Postby iambic » November 12th, 2018, 10:49 am

Urbandreamer wrote:
iambic wrote:I've seen the regular investor discount on a couple of platforms that I've looked at & I'm trying to understand exactly what it means. To count as a "regular" investor, do you need to make a certain number of trades every month, or do you have to have a direct debit set up to transfer money in & a buy order set up with the platform?


I think that it very much depends upon the platform.

Here is my experience of A J Bell.

It may be intended for people who invest "regularly", but doesn't have to be used that way.
If you wished to regularly invest £500pcm into a tracker then you would set up a regular deposit and a regular investment (two seperate operations).

Alternatively you can elect to set up a "regular" investment to invest £3241 into a given share, wait until the shares are purchased then cancel the "regular" investment, change the amount or what you intend purchasing. It's a calm cheap way of buying as long as you think that you can't time the market. I often use the "regular" investment method but given that what I invest in changes every month I would not really describe it as regular. The investment amount goes up after I have recieved dividends and falls after that months investment. My daughter has used it once, hardly regular!

What you can invest in this way is restricted to popular investments.
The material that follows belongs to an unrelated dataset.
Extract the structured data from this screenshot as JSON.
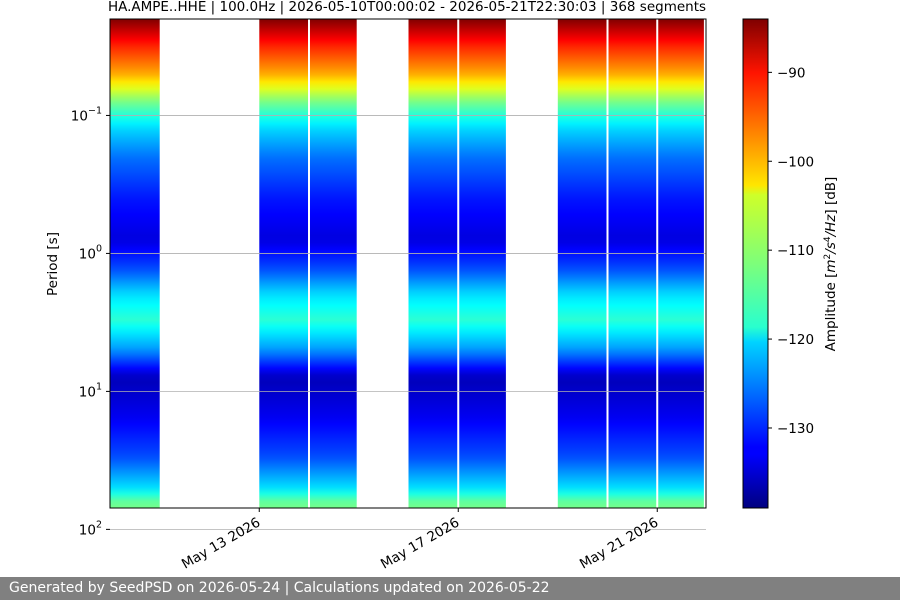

It's simply a way of reducing costs by agregating buy requests from a number of investors.


Thanks UrbanDreamer, that's helpful. I find even when a platform boasts about how transparent its fee structure is, it's still complex to work out exactly what that translates to in £££ as I don't always know what they mean by terminology like "regular" investments etc. At the moment the amount I invest & what I buy changes every month & I tend to drip feed in small amounts, so Fidelity (via Cavendish so the platform fee is reduced to 0.25%) suits me as I'm only buying funds which don't incur a transaction fee, but I think if I start expanding into buying ETF's & shares they will be pretty expensive (£10 per trade), so it's useful to understand how other people use different platforms. Also I think saving up so that any transaction fee that is incurred is a smaller % of the total invested (as suggested by several posters) sounds sensible.